The main program is called from the Matlab prompt by the line
top(nelx, nely, volfrac, penal, rmin)
nelx and nely = the number of elements in the horizontal and vertical directions, respectively,
volfrac = the volume fraction,
penal = the penalization power and
rmin = the filter size (divided by element size).
Other variables as well as boundary conditions are defined in the Matlab code itself and can be edited if needed. For each iteration in the topology optimization loop, the code generates a picture of the current density distribution. In all the examples of static problems a square bilinear 4-node element has been assumed.
Example: Simply Supported beam.
A popular example of the minimum compliance is the MBB beam. Here is is the design domain and F is the unit force applied on the beam.
Figure 4.1 Design domain of the beam
The default boundary conditions correspond to half of the “MBB-beam” (Figure 4.1).

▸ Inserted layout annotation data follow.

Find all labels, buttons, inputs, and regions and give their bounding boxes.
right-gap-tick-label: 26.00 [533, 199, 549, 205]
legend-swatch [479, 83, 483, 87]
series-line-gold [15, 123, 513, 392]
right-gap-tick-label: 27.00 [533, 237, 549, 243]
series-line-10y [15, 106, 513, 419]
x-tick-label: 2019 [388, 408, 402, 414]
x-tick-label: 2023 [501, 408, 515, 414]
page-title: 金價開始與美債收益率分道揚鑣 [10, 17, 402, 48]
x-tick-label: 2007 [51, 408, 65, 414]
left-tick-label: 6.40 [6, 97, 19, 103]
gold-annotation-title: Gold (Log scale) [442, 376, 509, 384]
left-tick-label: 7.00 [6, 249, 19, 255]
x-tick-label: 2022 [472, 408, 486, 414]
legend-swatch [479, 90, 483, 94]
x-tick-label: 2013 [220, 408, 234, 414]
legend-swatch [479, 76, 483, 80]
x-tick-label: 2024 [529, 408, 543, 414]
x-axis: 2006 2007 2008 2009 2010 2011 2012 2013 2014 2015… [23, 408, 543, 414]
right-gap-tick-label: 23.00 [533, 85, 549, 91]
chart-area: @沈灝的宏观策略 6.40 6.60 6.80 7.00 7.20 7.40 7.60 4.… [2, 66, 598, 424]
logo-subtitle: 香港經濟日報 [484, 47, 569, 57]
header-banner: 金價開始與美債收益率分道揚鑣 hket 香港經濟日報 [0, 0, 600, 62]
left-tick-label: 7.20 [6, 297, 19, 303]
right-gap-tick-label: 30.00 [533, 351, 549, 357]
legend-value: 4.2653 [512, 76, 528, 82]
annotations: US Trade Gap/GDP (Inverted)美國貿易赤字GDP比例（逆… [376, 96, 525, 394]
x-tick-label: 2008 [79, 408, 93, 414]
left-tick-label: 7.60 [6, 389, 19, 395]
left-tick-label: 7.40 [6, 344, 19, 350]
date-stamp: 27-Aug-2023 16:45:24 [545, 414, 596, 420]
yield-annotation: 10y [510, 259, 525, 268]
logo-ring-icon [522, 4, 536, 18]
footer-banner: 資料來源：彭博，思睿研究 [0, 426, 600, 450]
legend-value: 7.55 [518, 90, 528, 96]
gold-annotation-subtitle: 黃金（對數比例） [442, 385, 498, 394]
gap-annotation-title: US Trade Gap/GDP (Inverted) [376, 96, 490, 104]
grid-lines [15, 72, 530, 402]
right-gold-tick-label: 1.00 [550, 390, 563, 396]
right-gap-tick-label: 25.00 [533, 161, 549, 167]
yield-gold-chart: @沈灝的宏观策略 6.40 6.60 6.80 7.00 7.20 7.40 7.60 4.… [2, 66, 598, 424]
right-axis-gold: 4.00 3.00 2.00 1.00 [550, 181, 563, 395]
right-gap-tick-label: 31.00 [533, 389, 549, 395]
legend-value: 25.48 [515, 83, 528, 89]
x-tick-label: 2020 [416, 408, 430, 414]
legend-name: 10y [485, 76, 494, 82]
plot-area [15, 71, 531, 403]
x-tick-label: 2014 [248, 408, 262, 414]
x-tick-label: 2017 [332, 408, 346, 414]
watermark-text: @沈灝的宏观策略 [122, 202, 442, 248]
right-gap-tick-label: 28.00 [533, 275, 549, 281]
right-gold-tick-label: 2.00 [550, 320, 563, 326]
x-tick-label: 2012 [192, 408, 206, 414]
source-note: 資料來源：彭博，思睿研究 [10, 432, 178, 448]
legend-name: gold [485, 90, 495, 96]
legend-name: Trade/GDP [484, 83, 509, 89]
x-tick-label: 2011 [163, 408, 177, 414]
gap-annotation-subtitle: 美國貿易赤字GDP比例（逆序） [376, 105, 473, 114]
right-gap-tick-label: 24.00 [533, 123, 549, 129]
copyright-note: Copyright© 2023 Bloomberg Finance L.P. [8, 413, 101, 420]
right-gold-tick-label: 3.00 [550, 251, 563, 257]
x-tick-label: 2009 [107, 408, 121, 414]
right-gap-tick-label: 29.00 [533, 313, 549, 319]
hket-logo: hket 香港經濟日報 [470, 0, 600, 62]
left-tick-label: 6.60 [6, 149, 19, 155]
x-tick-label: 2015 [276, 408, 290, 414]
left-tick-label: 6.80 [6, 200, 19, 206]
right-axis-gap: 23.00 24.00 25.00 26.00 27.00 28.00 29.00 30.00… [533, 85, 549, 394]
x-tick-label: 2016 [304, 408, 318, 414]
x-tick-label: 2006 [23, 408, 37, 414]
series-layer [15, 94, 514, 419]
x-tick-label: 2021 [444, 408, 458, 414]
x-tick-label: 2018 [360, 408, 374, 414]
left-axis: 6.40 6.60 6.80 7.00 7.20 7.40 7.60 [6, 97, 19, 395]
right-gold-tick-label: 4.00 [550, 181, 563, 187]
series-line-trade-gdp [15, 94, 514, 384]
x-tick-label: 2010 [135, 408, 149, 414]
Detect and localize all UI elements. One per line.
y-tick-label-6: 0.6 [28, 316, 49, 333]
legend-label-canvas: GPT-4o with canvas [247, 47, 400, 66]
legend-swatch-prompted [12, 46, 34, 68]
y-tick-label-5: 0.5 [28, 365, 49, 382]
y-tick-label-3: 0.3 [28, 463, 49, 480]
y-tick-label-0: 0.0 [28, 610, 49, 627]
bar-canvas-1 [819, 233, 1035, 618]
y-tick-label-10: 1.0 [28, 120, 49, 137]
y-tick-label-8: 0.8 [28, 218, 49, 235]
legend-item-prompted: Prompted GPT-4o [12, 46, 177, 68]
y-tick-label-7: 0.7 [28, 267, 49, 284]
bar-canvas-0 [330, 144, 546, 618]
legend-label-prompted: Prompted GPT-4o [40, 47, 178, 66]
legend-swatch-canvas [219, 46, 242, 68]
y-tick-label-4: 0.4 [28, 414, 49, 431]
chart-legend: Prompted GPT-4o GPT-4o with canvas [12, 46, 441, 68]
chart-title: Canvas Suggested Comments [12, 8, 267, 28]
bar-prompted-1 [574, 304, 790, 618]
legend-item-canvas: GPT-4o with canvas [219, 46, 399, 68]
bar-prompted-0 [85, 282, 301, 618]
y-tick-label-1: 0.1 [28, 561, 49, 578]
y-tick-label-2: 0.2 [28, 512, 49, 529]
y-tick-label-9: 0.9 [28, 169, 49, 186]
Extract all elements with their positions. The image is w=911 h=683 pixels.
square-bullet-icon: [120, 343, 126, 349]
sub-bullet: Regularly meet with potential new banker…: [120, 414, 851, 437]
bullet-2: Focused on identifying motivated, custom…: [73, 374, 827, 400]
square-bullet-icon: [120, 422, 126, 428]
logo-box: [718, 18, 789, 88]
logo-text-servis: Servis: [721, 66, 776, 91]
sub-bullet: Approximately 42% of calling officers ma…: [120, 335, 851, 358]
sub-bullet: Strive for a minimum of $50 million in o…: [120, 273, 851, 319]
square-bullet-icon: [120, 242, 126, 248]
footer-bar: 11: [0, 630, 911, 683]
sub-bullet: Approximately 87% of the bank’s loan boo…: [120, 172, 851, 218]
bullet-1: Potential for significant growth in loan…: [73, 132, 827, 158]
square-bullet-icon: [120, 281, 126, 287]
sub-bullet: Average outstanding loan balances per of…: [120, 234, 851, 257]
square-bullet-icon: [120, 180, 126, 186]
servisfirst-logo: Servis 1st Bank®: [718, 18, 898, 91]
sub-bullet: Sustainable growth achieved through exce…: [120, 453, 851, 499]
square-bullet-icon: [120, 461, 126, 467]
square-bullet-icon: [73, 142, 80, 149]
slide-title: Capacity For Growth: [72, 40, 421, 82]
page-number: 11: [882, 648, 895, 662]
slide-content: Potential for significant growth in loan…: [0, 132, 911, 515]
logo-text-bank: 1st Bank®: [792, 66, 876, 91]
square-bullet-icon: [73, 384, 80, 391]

The load is applied vertically in the upper left corner and there is symmetric boundary conditions along the left edge and the structure is supported horizontally in the lower right corner. The material has Young’s modulus, E = 1N/m2 and poisson’s ratio (?) = 0.3. Figure 4.2 shows the resulting density distribution obtained by the code called with the input line
i.e., nelx = 60
nely = 20
volume fraction = 0.5
penalization = 3
rmin = 1.5.
The topology optimization results using the density distribution approach incorporated with computer program gives the optimal shape of the structure, giving a clear position of material (black) and void (white) in the final figure. It saves both time and money.
The following conclusion is derived from the present investigation of static and dynamic topology optimization problems:
· Solving dynamic problems in topology optimization is far from a trivial exercise. Numerical challenges such as
(i) localized eigenmodes in areas of low density, associated with low eigenvalue; and
(ii) different material interpolation schemes result in different optimal topologies.
· These problems are not encountered in static problems, though many, if not all, topology optimization problems suffer from numerical problems such as checkerboarding; one-node connected hinges, mesh dependency and local minima.
· The problem of localized eigenmodes is overcome successfully using the material interpolation scheme.
· The optirnality criteria appears to be more prone to this problem and further work is required to resolve this problem.